5. The method for improving drainage capacity without interrupting old cover plate culvert-to-round pipe culvert traffic according to claim 1, wherein the method comprises the following steps: the guide rail (4) comprises a plurality of rail sections (41) connected end to end, the outer side of each rail section (41) is matched with the inner periphery of a circular culvert (200), the inner side of each rail section (41) is matched with the top edge angle of an old cover culvert (100), and the outer side of the front end and the inner side of the tail end of each rail section (41) are provided with splicing inclined planes (42); the splicing inclined plane (42) positioned at the outer side of the front end of the rail section (41) is provided with a connecting groove (43), and the splicing inclined plane (42) positioned at the inner side of the tail end of the rail section (41) is fixedly provided with a connecting rod (44) matched with the connecting groove (43).

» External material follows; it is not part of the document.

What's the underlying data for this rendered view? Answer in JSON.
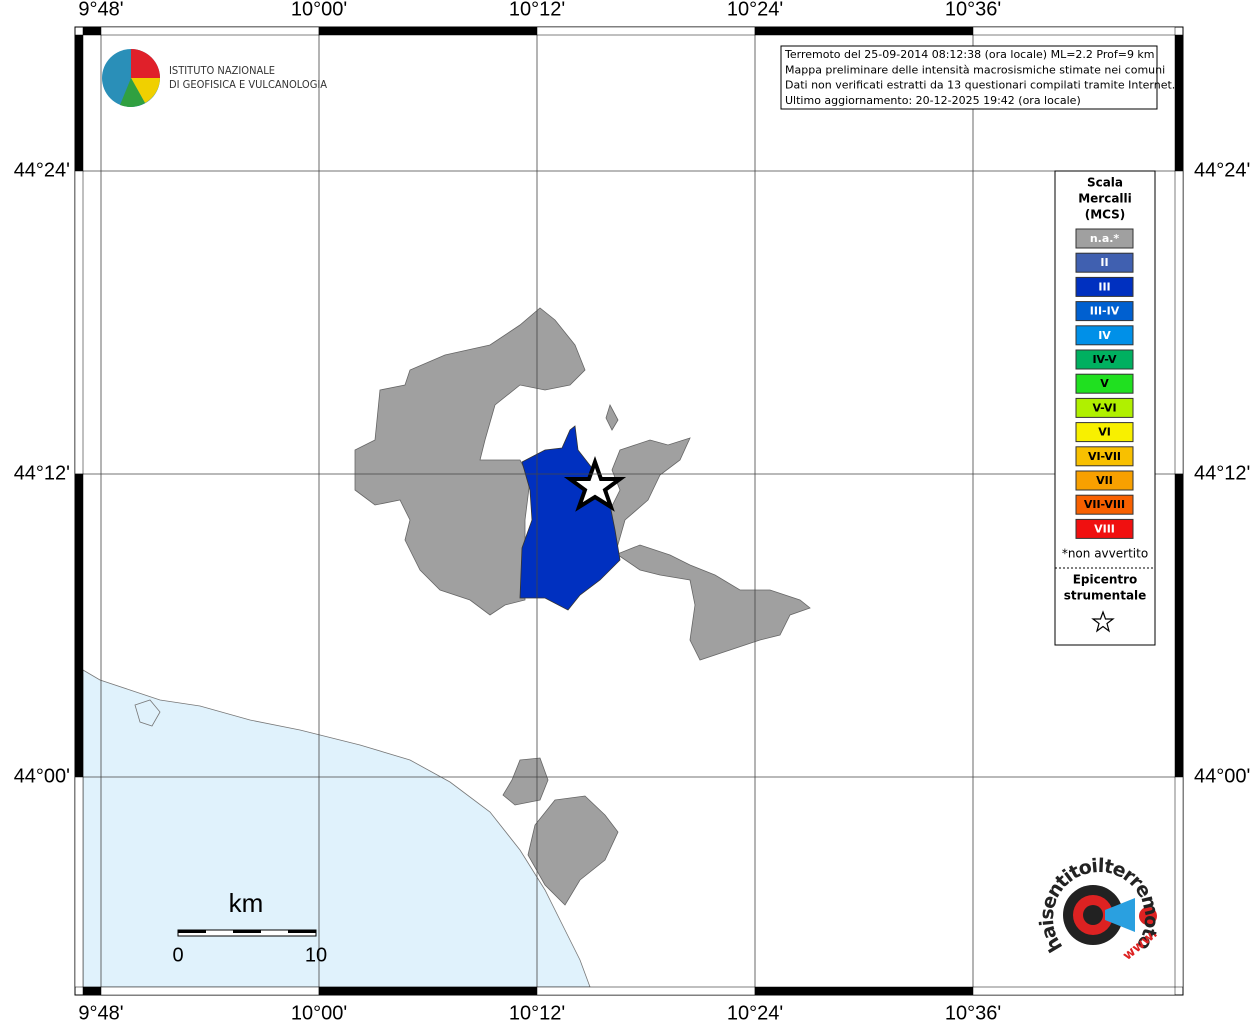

6. The method for improving drainage capacity without interrupting old cover plate culvert-to-round pipe culvert traffic according to claim 1, wherein the method comprises the following steps: a plurality of uniformly distributed rolling grooves are formed in the inner periphery of a channel (21) of the end wall (2), and balls (22) abutted to the outer periphery of the circular pipe culvert (200) are embedded in each rolling groove in a rolling mode.